It is very interesting to observe how the BBC covers the growing restlessness amongst the UK workforce as more and more precious jobs are lost to non-nationals. It has to be a tricky one for the multiculti-EU loving BBC and true to form I see that the line currently being peddled is to place all responsibility with the management of those companies concerned but this obscures the central fact that the companies are lawfully employing EU citizens, it just so happens this is in preference to UK citizens. So the issue is not UK management, it is the provisions of EU legislation that have created circumstances that are now leading, slowly, inexorably, to widespread civil unrest. As I pointed out at the time, when Brown talked about British jobs for British workers, he was lying through his teeth. When the workers in some sectors rose up against the Thatcher government, the BBC were with the comrades all the way but now..ah, it’s a lot more difficult…watch this space.


I see that the BBC is running the line by the president of the European Commission, Jose Manuel Barroso that the UK is “closer than ever before” to joining the euro currency zone. Speaking on a French radio show, he said British politicians were considering the move because of the effects of the global credit crunch. Given that Labour denies it has had any change of heart on the Euro, you would think the BBC might have pursued Barroso’s claim a little bit more vigorously? Which British politicians had told him this? When did he gain this new insight that he felt moved to share with French radio listeners? Are there any within the UK government that see this as an opportunity to advance the Euro cause? After all, since Brown has wrecked our British Pound he may feel inclined to move on and find a new currency to destroy?


Well, on a day that sees the partial nationalisation of the British banking system (Cue quick chorus of the Red Flag?) who would have figured that the EU represents a safe haven from global economic woes? Italians, that who – and the BBC was there to convey the news to us! I caught a report on Today before 7am this morning which sang the praises of the EU and the Euro in particular. It revolved around a gathering of businessmen in Northern Italy and they were oh so happy to be part of the wonderful EU. Then again, with Italy being a basket-case of an economy, is that really surprising? Still, what excellent luck the BBC managed to track down this group of Italian Europhiles, eh?


You can always rely on the BBC to spin stories to reflect favourably upon the EU. Take this nonsense that “Europe agrees bank crisis plan”. Really? Well, what is the “plan” exactly? It appears to reduce down to an agreement to “work together” and “seek” a relaxation of rules. Oh, and Sarkozy has issued an unspecified threat against bank executives. I suggest that this is NOT a plan but rather the usual garbled gibberish which the EU has perfected and which the BBC then trumpets as something of substance.
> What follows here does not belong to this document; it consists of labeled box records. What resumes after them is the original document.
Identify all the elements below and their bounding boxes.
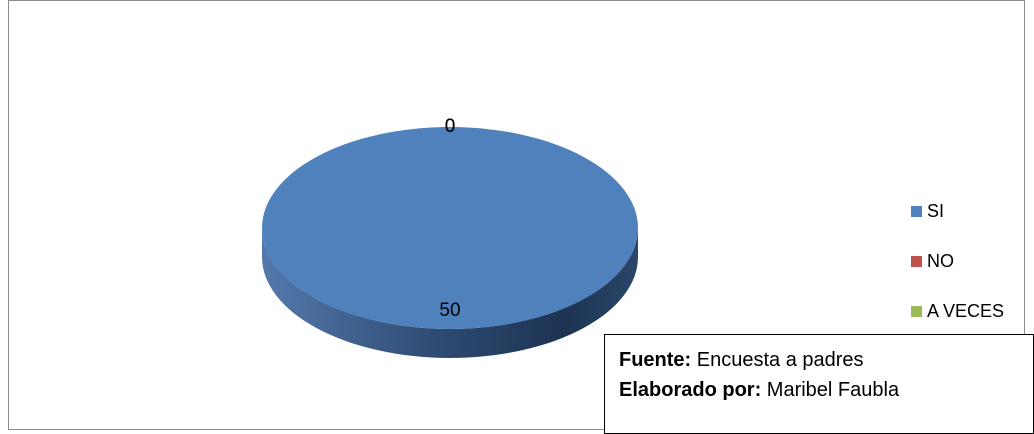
data-label-a-veces: 0	[445, 116, 456, 137]
source-line: Fuente: Encuesta a padres	[619, 345, 1033, 375]
data-label-si: 50	[439, 300, 460, 321]
legend-swatch-no	[911, 255, 922, 267]
legend-label-a-veces: A VECES	[927, 300, 1005, 321]
author-line: Elaborado por: Maribel Faubla	[619, 375, 1033, 405]
data-label-no: 0	[445, 116, 456, 137]
pie-slice-si	[262, 127, 638, 329]
legend-swatch-a-veces	[911, 305, 922, 317]
legend-item-si: SI	[911, 200, 944, 222]
legend-item-no: NO	[911, 250, 954, 272]
legend-label-no: NO	[927, 250, 954, 271]
source-text: Encuesta a padres	[691, 349, 864, 371]
legend-item-a-veces: A VECES	[911, 300, 1004, 322]
legend-swatch-si	[911, 205, 922, 217]
source-note: Fuente: Encuesta a padres Elaborado por:…	[604, 334, 1034, 434]
author-label: Elaborado por:	[619, 379, 762, 401]
source-label: Fuente:	[619, 349, 692, 371]
author-text: Maribel Faubla	[761, 379, 900, 401]
legend-label-si: SI	[927, 200, 945, 221]
pie-side	[262, 228, 638, 358]
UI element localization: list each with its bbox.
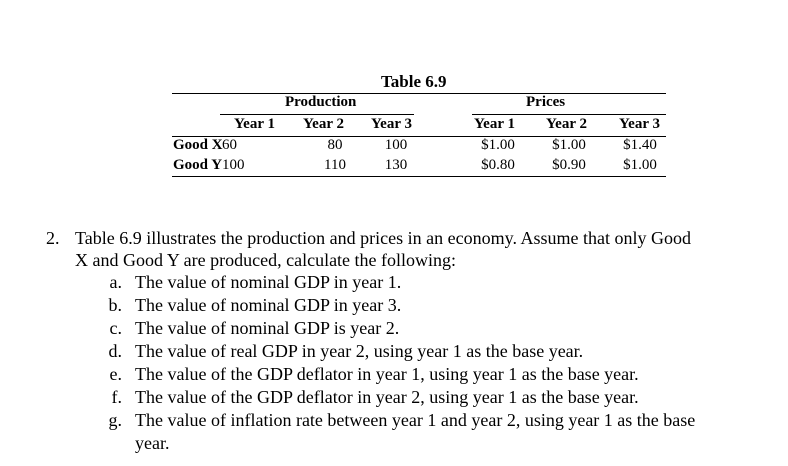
- production-header: Production: [285, 94, 357, 110]
- production-year-1-cell: 60: [222, 137, 237, 153]
- item-letter: a.: [109, 272, 123, 292]
- prices-rule: [472, 114, 666, 115]
- production-year-1-cell: 100: [222, 157, 245, 173]
- production-year-3-cell: 100: [384, 137, 408, 153]
- price-year-2-cell: $1.00: [552, 137, 586, 153]
- item-text: The value of the GDP deflator in year 1,…: [135, 364, 639, 384]
- item-text: The value of nominal GDP in year 1.: [135, 272, 402, 292]
- item-letter: b.: [108, 295, 123, 315]
- item-letter: c.: [109, 318, 123, 338]
- price-year-3-cell: $1.00: [623, 157, 657, 173]
- price-year-1-cell: $1.00: [481, 137, 515, 153]
- item-text: The value of nominal GDP in year 3.: [135, 295, 402, 315]
- prices-header: Prices: [526, 94, 566, 110]
- price-year-1-cell: $0.80: [481, 157, 515, 173]
- prices-year-3-header: Year 3: [619, 116, 660, 132]
- table-bottom-rule: [172, 176, 666, 177]
- production-year-2-header: Year 2: [303, 116, 344, 132]
- production-year-2-cell: 110: [324, 157, 346, 173]
- production-year-3-header: Year 3: [371, 116, 412, 132]
- prices-year-2-header: Year 2: [546, 116, 587, 132]
- item-text: The value of the GDP deflator in year 2,…: [135, 387, 639, 407]
- item-letter: g.: [108, 410, 123, 430]
- production-year-2-cell: 80: [327, 137, 343, 153]
- production-year-3-cell: 130: [384, 157, 408, 173]
- item-text: The value of inflation rate between year…: [135, 410, 696, 430]
- item-text-continuation: year.: [135, 433, 170, 453]
- item-letter: f.: [111, 387, 123, 407]
- item-text: The value of real GDP in year 2, using y…: [135, 341, 584, 361]
- table-title: Table 6.9: [381, 72, 447, 91]
- prices-year-1-header: Year 1: [474, 116, 515, 132]
- production-year-1-header: Year 1: [234, 116, 275, 132]
- table-top-rule: [172, 93, 666, 94]
- item-text: The value of nominal GDP is year 2.: [135, 318, 400, 338]
- row-label: Good X: [173, 137, 223, 153]
- price-year-2-cell: $0.90: [552, 157, 586, 173]
- question-text-line-2: X and Good Y are produced, calculate the…: [75, 250, 457, 270]
- production-rule: [220, 114, 414, 115]
- price-year-3-cell: $1.40: [623, 137, 657, 153]
- item-letter: d.: [108, 341, 123, 361]
- header-bottom-rule: [172, 136, 666, 137]
- question-text-line-1: Table 6.9 illustrates the production and…: [75, 228, 691, 248]
- question-number: 2.: [46, 228, 60, 248]
- item-letter: e.: [109, 364, 123, 384]
- row-label: Good Y: [173, 157, 223, 173]
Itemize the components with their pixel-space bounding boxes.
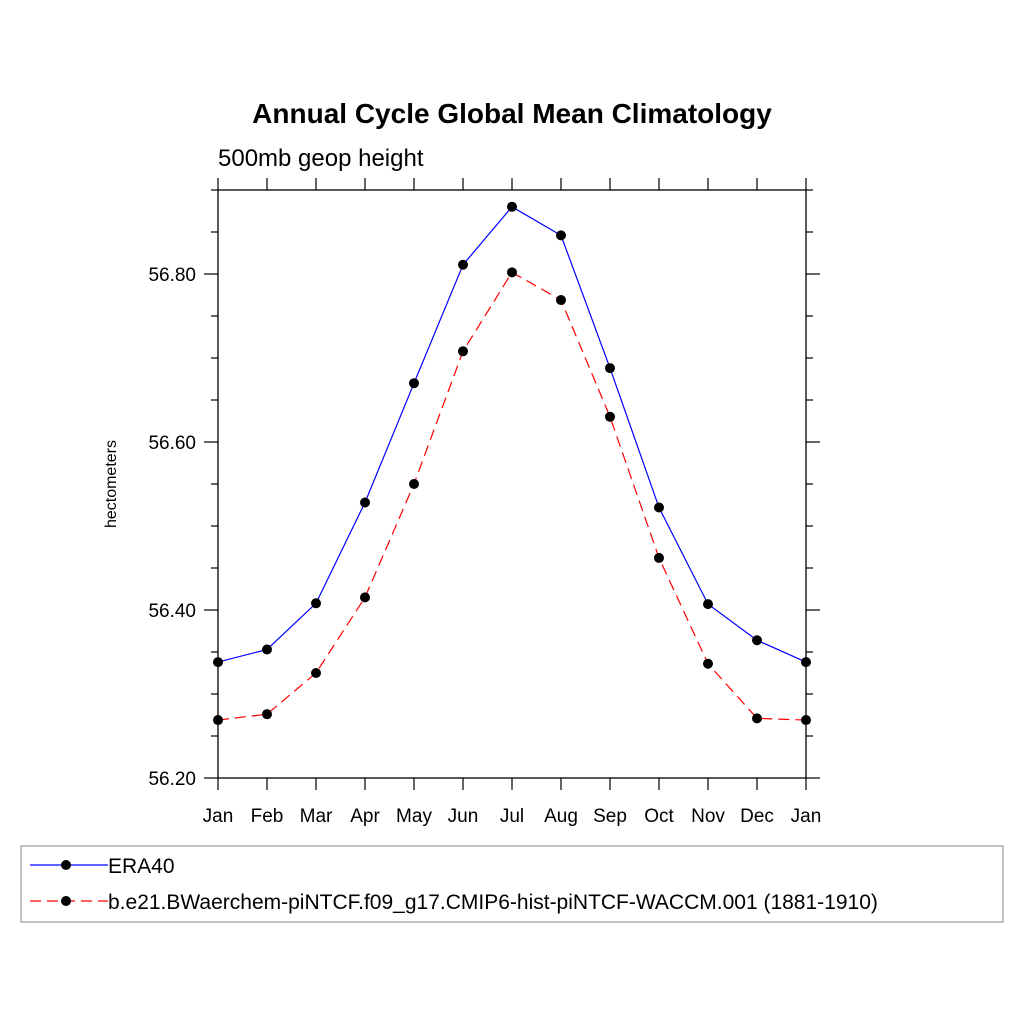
x-tick-label: Apr [350,806,380,827]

The EU’s gutless response to the Russian invasion of Georgia gets the sanitised treatment by the BBC here. Nothing new there. But if you check out Mark Mardell’s blog here you will discover that he reckons the EU has been astoundingly tough on Russia.“I reported on TV last night that the EU summit was “surprisingly tough” mainly because of the suspension of talks on a partnership with Russia, but also because of pretty strong robust language” Gosh Mark, aren’t you the intrepid journalist pointing out that strong language. Putin and his puppet Medvedev must be trembling at those tough words. Mark seems a tad distressed that some of us point out just how impotent the EU response has been to Russia territorial aggression, we can but wonder why…..


I see that the BBC gives great prominence to the decision taken by the EU to suspend largesse to Bulgaria worth hundreds of millions of euros because of concerns about corruption and organised crime. Oddly enough one has to scroll back to November of last year to read that the EU’s own annual financial accounts had still to be signed off, for the 13 year in a row. Likely neglect and corruption have been quoted as prime reasons for not passing the EU accounts, and now the EU is unhappy with Bulgarian corruption! I wonder why the BBC sees no reason to share the wider context of the widespread corruption that typifies the entire EU bureaucracy, not just hapless Bulgaria and Romania.